Dal 10 aprile al 10 maggio, infatti, va in scena “0-99. Design per gioco”, una mostra che racconta l’evoluzione del gioco, dalle sue origini fino alle moderne frontiere del game design.
Protagonista assoluto anche RisiKo!, storico titolo firmato Spin Master, che invita i visitatori a riscoprire il gioco non solo come passatempo, ma come vero e proprio oggetto di cultura e design.
Un viaggio tra storia, design e innovazione
L’esposizione, ideata da Alessia Interlandi e curata da Cristian Confalonieri, si presenta come un percorso immersivo capace di attraversare epoche e linguaggi diversi.

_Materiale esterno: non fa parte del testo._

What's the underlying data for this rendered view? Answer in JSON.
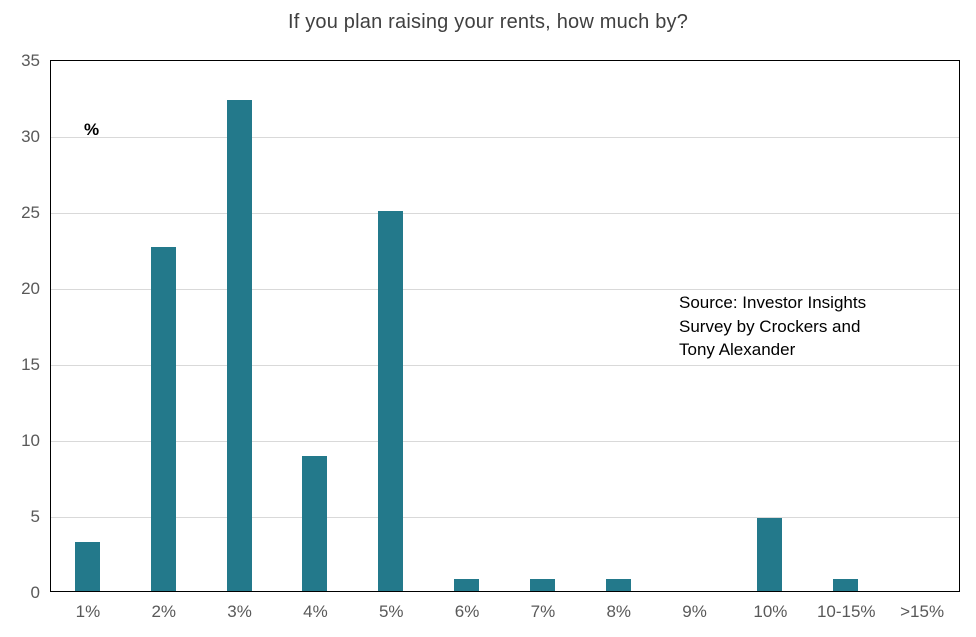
{
  "chart_data": {
    "type": "bar",
    "title": "If you plan raising your rents, how much by?",
    "unit_label": "%",
    "categories": [
      "1%",
      "2%",
      "3%",
      "4%",
      "5%",
      "6%",
      "7%",
      "8%",
      "9%",
      "10%",
      "10-15%",
      ">15%"
    ],
    "values": [
      3.2,
      22.6,
      32.3,
      8.9,
      25.0,
      0.8,
      0.8,
      0.8,
      0.0,
      4.8,
      0.8,
      0.0
    ],
    "ylim": [
      0,
      35
    ],
    "yticks": [
      0,
      5,
      10,
      15,
      20,
      25,
      30,
      35
    ],
    "grid": true,
    "legend": "none",
    "annotation_lines": [
      "Source: Investor Insights",
      "Survey by Crockers and",
      "Tony Alexander"
    ],
    "colors": {
      "bar": "#23798B",
      "grid": "#D9D9D9",
      "axis_frame": "#000000",
      "tick_labels": "#595959",
      "title": "#404040",
      "annotation": "#000000"
    }
  }
}
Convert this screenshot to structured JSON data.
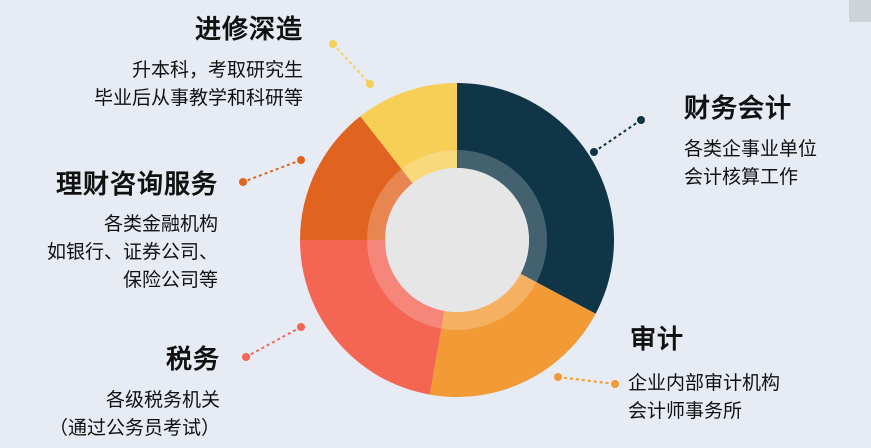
{
  "segments": [
    {
      "key": "finance_accounting",
      "title": "财务会计",
      "lines": [
        "各类企事业单位",
        "会计核算工作"
      ],
      "color": "#0f3547"
    },
    {
      "key": "audit",
      "title": "审计",
      "lines": [
        "企业内部审计机构",
        "会计师事务所"
      ],
      "color": "#f29a35"
    },
    {
      "key": "tax",
      "title": "税务",
      "lines": [
        "各级税务机关",
        "（通过公务员考试）"
      ],
      "color": "#f46554"
    },
    {
      "key": "wealth_consulting",
      "title": "理财咨询服务",
      "lines": [
        "各类金融机构",
        "如银行、证券公司、",
        "保险公司等"
      ],
      "color": "#e0641f"
    },
    {
      "key": "further_study",
      "title": "进修深造",
      "lines": [
        "升本科，考取研究生",
        "毕业后从事教学和科研等"
      ],
      "color": "#f7cf57"
    }
  ],
  "colors": {
    "background": "#e6ebf4",
    "inner_ring": "#ececec",
    "center": "#e6e6e6"
  }
}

Dalle riproduzioni fedeli di giochi antichi fino a pezzi rari da collezione, passando per edizioni limitate e reinterpretazioni contemporanee, la mostra si configura come un vero atlante del gioco.
A rendere il tutto ancora più coinvolgente è la presenza di installazioni spettacolari, tra cui versioni giganti di giochi iconici che trasformano l’esperienza in qualcosa di interattivo e sorprendente.
RisiKo! in versione maxi: 90 mq di strategia
Tra le attrazioni più scenografiche spicca senza dubbio la gigantesca plancia di RisiKo!: ben 90 metri quadrati di superficie su cui i visitatori possono sfidarsi in partite “maxi”.
Un modo originale per vivere il celebre gioco di strategia in una dimensione completamente nuova, più fisica, immersiva e condivisa.
A impreziosire ulteriormente l’esperienza, la presenza di Spartaco Albertarelli, figura chiave nello sviluppo del brand per oltre 25 anni, che rappresenta un punto di riferimento per tutti gli appassionati.
Un fenomeno culturale tutto italiano
In oltre 45 anni di storia, RisiKo! ha conquistato più di 10 milioni di italiani, diventando molto più di un semplice gioco da tavolo.
Tra tornei regionali e nazionali attivi fin dagli anni ’80, milioni di partite disputate anche in formato digitale e una rete di 30 club ufficiali distribuiti in tutta Italia, il titolo si conferma come uno dei fenomeni ludici più longevi e partecipati.
Non è un caso che il termine “risiko” sia ormai entrato nel linguaggio comune e mediatico, utilizzato come sinonimo di strategia e pianificazione.
Un riconoscimento che sottolinea come il gioco possa trasformarsi in cultura, linguaggio e persino design, proprio come racconta questa mostra.